Calvin mendengarkan dengan seksama, lalu mengangguk. Wajahnya yang tadi tegang kini mulai melunak. "Oke, kalau gitu kita bisa fokus sama elemen-elemen yang benar-benar penting. Kita juga bisa cari sponsor atau sumber dana tambahan buat nutupin kekurangannya," Calvin menambahkan dengan semangat baru.

Parvez merenung sejenak, memikirkan kata-kata Calvin, sebelum akhirnya tersenyum. "Ide bagus, yang. Kita bisa buat proposal buat nyari dana tambahan dan juga buat ngevaluasi lagi anggaran yang udah ada. Gue mau coba nyari potensi sponsor atau alternatif biaya dulu," ucap Parvez dengan nada lebih optimis.

Di ruang tamu, Onan masih berusaha menyelaraskan beberapa bagian naskah sambil berdiskusi dengan Calvin. "Gimana kalau kita ambil pendekatan yang lebih sederhana buat klimaksnya tapi tetep ngejaga dampaknya? Kita bisa ngurangin elemen visual yang terlalu ambisius dan fokus sama kekuatan cerita," saran Onan, mencoba menyeimbangkan visi kreatif Calvin dengan batasan produksi.

Calvin memikirkan saran tersebut dengan seksama. Setelah beberapa saat, dia mengangguk, merasa lebih baik dengan ide tersebut. "Boleh aja sih. Kita bisa buat klimaks yang kuat dengan dialog dan penampilan karakter yang kuat tanpa perlu efek visual yang rumit," jawab Calvin, mulai merasa lebih tenang dengan solusi yang diusulkan Onan.
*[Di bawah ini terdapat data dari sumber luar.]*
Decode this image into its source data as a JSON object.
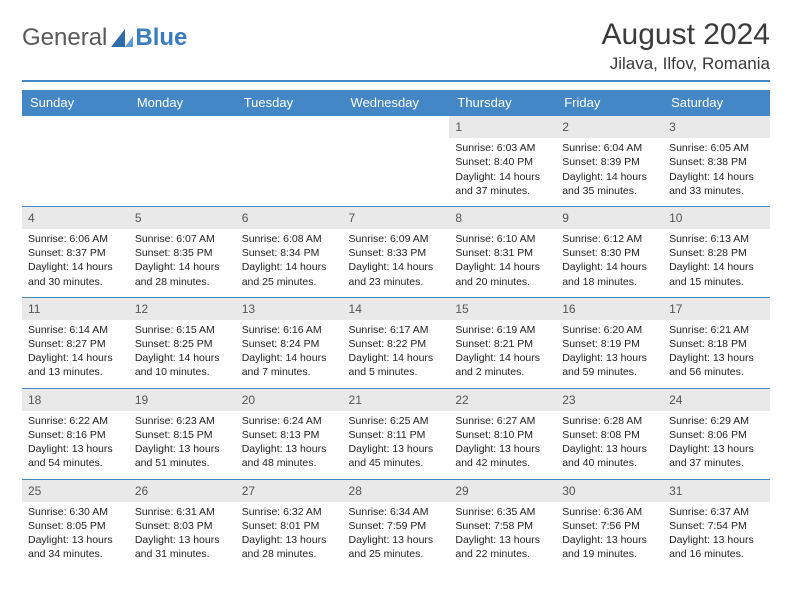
{
  "brand": {
    "part1": "General",
    "part2": "Blue"
  },
  "title": "August 2024",
  "location": "Jilava, Ilfov, Romania",
  "colors": {
    "accent": "#4487c7",
    "header_text": "#ffffff",
    "daynum_bg": "#e9e9e9",
    "text": "#222222",
    "logo_gray": "#595959"
  },
  "calendar": {
    "columns": [
      "Sunday",
      "Monday",
      "Tuesday",
      "Wednesday",
      "Thursday",
      "Friday",
      "Saturday"
    ],
    "column_count": 7,
    "first_weekday_index": 4,
    "days": [
      {
        "n": 1,
        "sr": "6:03 AM",
        "ss": "8:40 PM",
        "dl": "14 hours and 37 minutes."
      },
      {
        "n": 2,
        "sr": "6:04 AM",
        "ss": "8:39 PM",
        "dl": "14 hours and 35 minutes."
      },
      {
        "n": 3,
        "sr": "6:05 AM",
        "ss": "8:38 PM",
        "dl": "14 hours and 33 minutes."
      },
      {
        "n": 4,
        "sr": "6:06 AM",
        "ss": "8:37 PM",
        "dl": "14 hours and 30 minutes."
      },
      {
        "n": 5,
        "sr": "6:07 AM",
        "ss": "8:35 PM",
        "dl": "14 hours and 28 minutes."
      },
      {
        "n": 6,
        "sr": "6:08 AM",
        "ss": "8:34 PM",
        "dl": "14 hours and 25 minutes."
      },
      {
        "n": 7,
        "sr": "6:09 AM",
        "ss": "8:33 PM",
        "dl": "14 hours and 23 minutes."
      },
      {
        "n": 8,
        "sr": "6:10 AM",
        "ss": "8:31 PM",
        "dl": "14 hours and 20 minutes."
      },
      {
        "n": 9,
        "sr": "6:12 AM",
        "ss": "8:30 PM",
        "dl": "14 hours and 18 minutes."
      },
      {
        "n": 10,
        "sr": "6:13 AM",
        "ss": "8:28 PM",
        "dl": "14 hours and 15 minutes."
      },
      {
        "n": 11,
        "sr": "6:14 AM",
        "ss": "8:27 PM",
        "dl": "14 hours and 13 minutes."
      },
      {
        "n": 12,
        "sr": "6:15 AM",
        "ss": "8:25 PM",
        "dl": "14 hours and 10 minutes."
      },
      {
        "n": 13,
        "sr": "6:16 AM",
        "ss": "8:24 PM",
        "dl": "14 hours and 7 minutes."
      },
      {
        "n": 14,
        "sr": "6:17 AM",
        "ss": "8:22 PM",
        "dl": "14 hours and 5 minutes."
      },
      {
        "n": 15,
        "sr": "6:19 AM",
        "ss": "8:21 PM",
        "dl": "14 hours and 2 minutes."
      },
      {
        "n": 16,
        "sr": "6:20 AM",
        "ss": "8:19 PM",
        "dl": "13 hours and 59 minutes."
      },
      {
        "n": 17,
        "sr": "6:21 AM",
        "ss": "8:18 PM",
        "dl": "13 hours and 56 minutes."
      },
      {
        "n": 18,
        "sr": "6:22 AM",
        "ss": "8:16 PM",
        "dl": "13 hours and 54 minutes."
      },
      {
        "n": 19,
        "sr": "6:23 AM",
        "ss": "8:15 PM",
        "dl": "13 hours and 51 minutes."
      },
      {
        "n": 20,
        "sr": "6:24 AM",
        "ss": "8:13 PM",
        "dl": "13 hours and 48 minutes."
      },
      {
        "n": 21,
        "sr": "6:25 AM",
        "ss": "8:11 PM",
        "dl": "13 hours and 45 minutes."
      },
      {
        "n": 22,
        "sr": "6:27 AM",
        "ss": "8:10 PM",
        "dl": "13 hours and 42 minutes."
      },
      {
        "n": 23,
        "sr": "6:28 AM",
        "ss": "8:08 PM",
        "dl": "13 hours and 40 minutes."
      },
      {
        "n": 24,
        "sr": "6:29 AM",
        "ss": "8:06 PM",
        "dl": "13 hours and 37 minutes."
      },
      {
        "n": 25,
        "sr": "6:30 AM",
        "ss": "8:05 PM",
        "dl": "13 hours and 34 minutes."
      },
      {
        "n": 26,
        "sr": "6:31 AM",
        "ss": "8:03 PM",
        "dl": "13 hours and 31 minutes."
      },
      {
        "n": 27,
        "sr": "6:32 AM",
        "ss": "8:01 PM",
        "dl": "13 hours and 28 minutes."
      },
      {
        "n": 28,
        "sr": "6:34 AM",
        "ss": "7:59 PM",
        "dl": "13 hours and 25 minutes."
      },
      {
        "n": 29,
        "sr": "6:35 AM",
        "ss": "7:58 PM",
        "dl": "13 hours and 22 minutes."
      },
      {
        "n": 30,
        "sr": "6:36 AM",
        "ss": "7:56 PM",
        "dl": "13 hours and 19 minutes."
      },
      {
        "n": 31,
        "sr": "6:37 AM",
        "ss": "7:54 PM",
        "dl": "13 hours and 16 minutes."
      }
    ],
    "labels": {
      "sunrise": "Sunrise:",
      "sunset": "Sunset:",
      "daylight": "Daylight:"
    }
  }
}
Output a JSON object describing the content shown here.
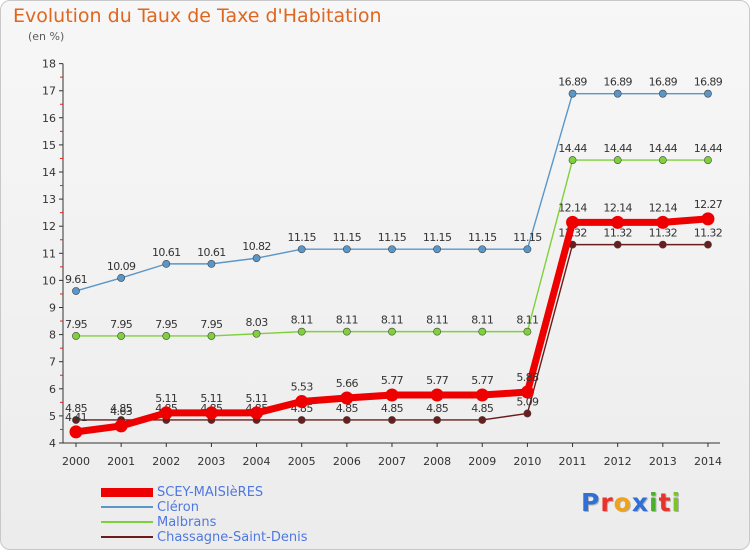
{
  "title": "Evolution du Taux de Taxe d'Habitation",
  "subtitle": "(en %)",
  "logo": {
    "text": "Proxiti",
    "letters": [
      "P",
      "r",
      "o",
      "x",
      "i",
      "t",
      "i"
    ],
    "colors": [
      "#2f6fd6",
      "#e8332b",
      "#f0a21a",
      "#2f6fd6",
      "#4caf2c",
      "#e8332b",
      "#7cc42c"
    ]
  },
  "chart_data": {
    "type": "line",
    "categories": [
      "2000",
      "2001",
      "2002",
      "2003",
      "2004",
      "2005",
      "2006",
      "2007",
      "2008",
      "2009",
      "2010",
      "2011",
      "2012",
      "2013",
      "2014"
    ],
    "ylim": [
      4,
      18
    ],
    "yticks": [
      "4",
      "5",
      "6",
      "7",
      "8",
      "9",
      "10",
      "11",
      "12",
      "13",
      "14",
      "15",
      "16",
      "17",
      "18"
    ],
    "grid": false,
    "legend_position": "bottom-left",
    "series": [
      {
        "name": "Chassagne-Saint-Denis",
        "color": "#6b1c1c",
        "values": [
          4.85,
          4.85,
          4.85,
          4.85,
          4.85,
          4.85,
          4.85,
          4.85,
          4.85,
          4.85,
          5.09,
          11.32,
          11.32,
          11.32,
          11.32
        ],
        "labels": [
          "4.85",
          "4.85",
          "4.85",
          "4.85",
          "4.85",
          "4.85",
          "4.85",
          "4.85",
          "4.85",
          "4.85",
          "5.09",
          "11.32",
          "11.32",
          "11.32",
          "11.32"
        ]
      },
      {
        "name": "Malbrans",
        "color": "#7fd13b",
        "values": [
          7.95,
          7.95,
          7.95,
          7.95,
          8.03,
          8.11,
          8.11,
          8.11,
          8.11,
          8.11,
          8.11,
          14.44,
          14.44,
          14.44,
          14.44
        ],
        "labels": [
          "7.95",
          "7.95",
          "7.95",
          "7.95",
          "8.03",
          "8.11",
          "8.11",
          "8.11",
          "8.11",
          "8.11",
          "8.11",
          "14.44",
          "14.44",
          "14.44",
          "14.44"
        ]
      },
      {
        "name": "Cléron",
        "color": "#5a96c8",
        "values": [
          9.61,
          10.09,
          10.61,
          10.61,
          10.82,
          11.15,
          11.15,
          11.15,
          11.15,
          11.15,
          11.15,
          16.89,
          16.89,
          16.89,
          16.89
        ],
        "labels": [
          "9.61",
          "10.09",
          "10.61",
          "10.61",
          "10.82",
          "11.15",
          "11.15",
          "11.15",
          "11.15",
          "11.15",
          "11.15",
          "16.89",
          "16.89",
          "16.89",
          "16.89"
        ]
      },
      {
        "name": "SCEY-MAISIèRES",
        "color": "#ee0000",
        "values": [
          4.41,
          4.63,
          5.11,
          5.11,
          5.11,
          5.53,
          5.66,
          5.77,
          5.77,
          5.77,
          5.88,
          12.14,
          12.14,
          12.14,
          12.27
        ],
        "labels": [
          "4.41",
          "4.63",
          "5.11",
          "5.11",
          "5.11",
          "5.53",
          "5.66",
          "5.77",
          "5.77",
          "5.77",
          "5.88",
          "12.14",
          "12.14",
          "12.14",
          "12.27"
        ]
      }
    ]
  }
}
Dengan ide-ide baru dan rencana yang diperbarui, Parvez dan Calvin merasa lebih optimis. Mereka bekerja sama dengan Onan untuk menyusun naskah yang sesuai dengan anggaran yang telah diperbarui, sambil mencari cara untuk mendapatkan dana tambahan.

Malam itu, setelah Onan pulang, Parvez dan Calvin duduk bersama di sofa, merasa lega karena mereka berhasil menyelesaikan semua pembicaraan dan penyesuaian dengan baik.